Showing students how the health care delivery system works through patients’ eyes is the intent of the newly launched Primary Care Leadership Track (PCLT). The four-year curriculum will require coursework and on-the-ground experiences in epidemiology and leadership training, community engagement, and the patient-centered medical home.
Students work as part of caregiver teams involved in Durham community projects such as LATCH, which serves people without insurance, and Project Access, which helps low-income patients obtain costly specialty care.
“These experiences will help our students think outside of the traditional clinical settings,” says Barbara Sheline, MD, MPH, assistant dean for primary care. “By working in the community, understanding it, and researching it, they will come to appreciate some of the current problems in the health care system and, ideally, find ways to improve it.”
PCLT -- which offers students a $10,000-per-year scholarship in exchange for committing to a career in primary care -- reflects a push by medical, nursing, and physician assistant schools nationwide to attract, nurture, and train primary care professionals -- a critical goal, given national forecasts for provider shortages across the spectrum of primary care.
Duke Medicine has been helping to lead the charge.
Last year, leaders from Duke and the University of North Carolina joined with other national health-care experts to call for dramatic changes in the way primary care is valued, delivered, and integrated into health care systems.
Their report, sponsored and funded by the Josiah Macy Jr. Foundation, stressed the need to improve educational models and advance science, teaching, practice, and policy development related to primary care as a foundation for expanding the ranks of primary care professionals.
The PCLT is one of the only such programs in the country to combine opportunities for community service with a strong emphasis on community-engaged research. It complements a revamped training program for Duke family medicine residents, which was reorganized in 2007 to emphasize community-based medicine and innovative models of care such as medical homes.
“Even before health care reform came into play, we knew some real changes needed to occur in how we care for patients and train future physicians in these new models of care,” explains Dev Sangvai, MD, chief of Duke’s Division of Family Medicine.
“We needed to enhance the way residents approach patient care, and get them thinking about health care across the continuum of needs rather than from an episodic perspective. Providers also should be thinking about their patients from a population health perspective. These approaches to patient care are generally not taught in the traditional residency model, but they are in our program.”

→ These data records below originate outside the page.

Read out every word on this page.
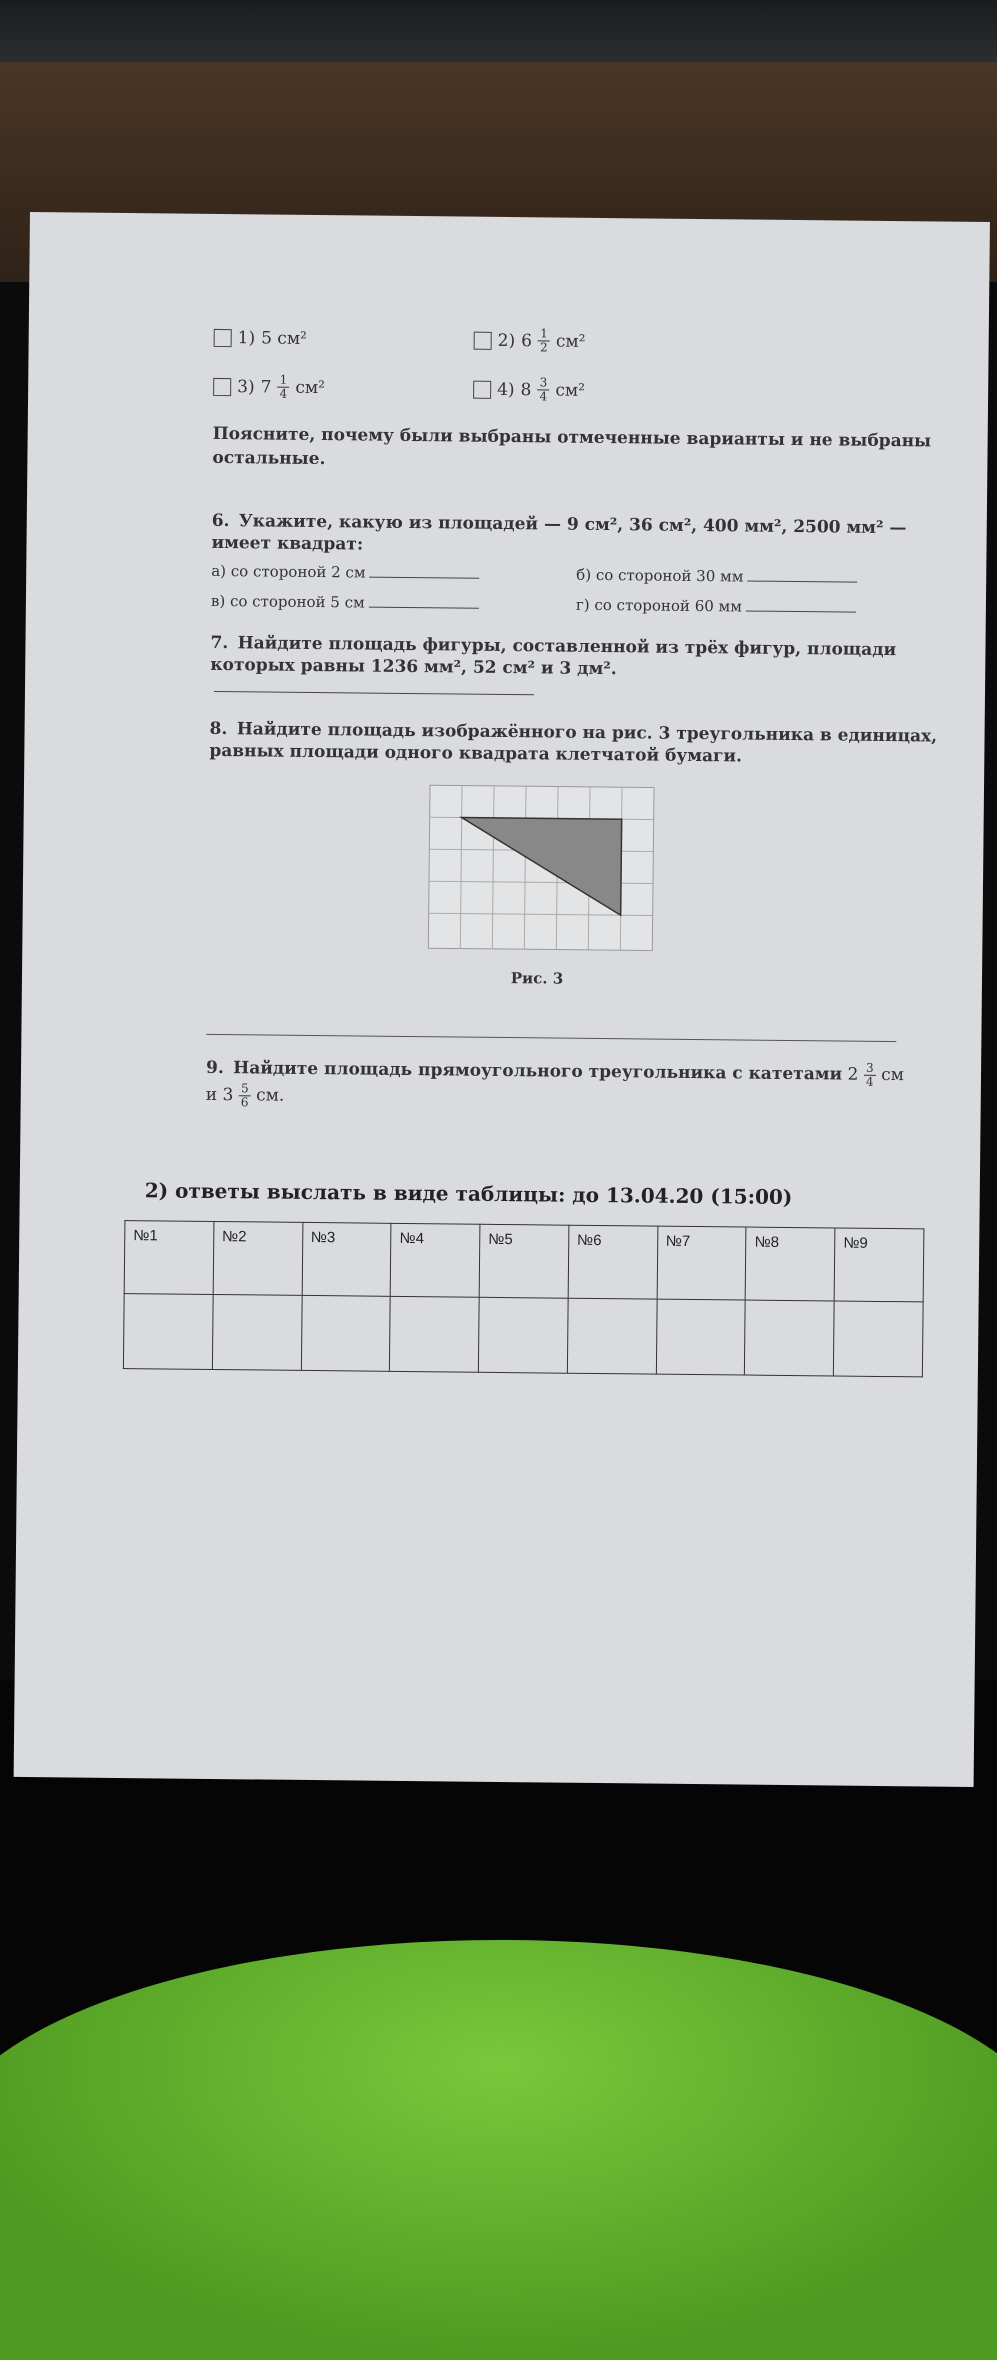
1) 5 см²	2) $6 \frac{1}{2} см^2$
3) $7 \frac{1}{4} см^2$	4) $8 \frac{3}{4} см^2$
Поясните, почему были выбраны отмеченные варианты и не выбраны остальные.
6. Укажите, какую из площадей — 9 см², 36 см², 400 мм², 2500 мм² — имеет квадрат:
а) со стороной 2 см	б) со стороной 30 мм
в) со стороной 5 см	г) со стороной 60 мм
7. Найдите площадь фигуры, составленной из трёх фигур, площади которых равны 1236 мм², 52 см² и 3 дм².
8. Найдите площадь изображённого на рис. 3 треугольника в единицах, равных площади одного квадрата клетчатой бумаги.
Рис. 3
9. Найдите площадь прямоугольного треугольника с катетами $2 \frac{3}{4}$ см
и $3 \frac{5}{6}$ см.
2) ответы выслать в виде таблицы: до 13.04.20 (15:00)
№1	№2	№3	№4	№5	№6	№7	№8	№9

Duke’s highly ranked School of Nursing and physician assistant (PA) program are also making changes with an eye toward future needs in primary care.
Last fall, the nursing school received a nearly $1.3-million federal grant to help alleviate caregiver shortages by increasing enrollment and accelerating graduation rates of students in its adult primary care nurse practitioner and family nurse practitioner programs.
Similarly, Duke’s PA program won federal support this year to develop an extended primary care rotation track that will expand the number of PAs practicing in rural, underserved areas in North Carolina.
And to better prepare students for the new world of primary care, in which health professionals work as teams to coordinate patient care, Duke’s medical, nursing, PA, and physical therapy programs now offer regular team-based training sessions that bring students of various disciplines together for joint learning and problem-solving -- unmatched preparation for the future of clinical practice.
“It’s increasingly apparent that primary care will be the epicenter of medicine in the future,” says John Anderson, MD, chief medical officer of Duke Primary Care. “It’s being redefined as the career where all the action is happening.”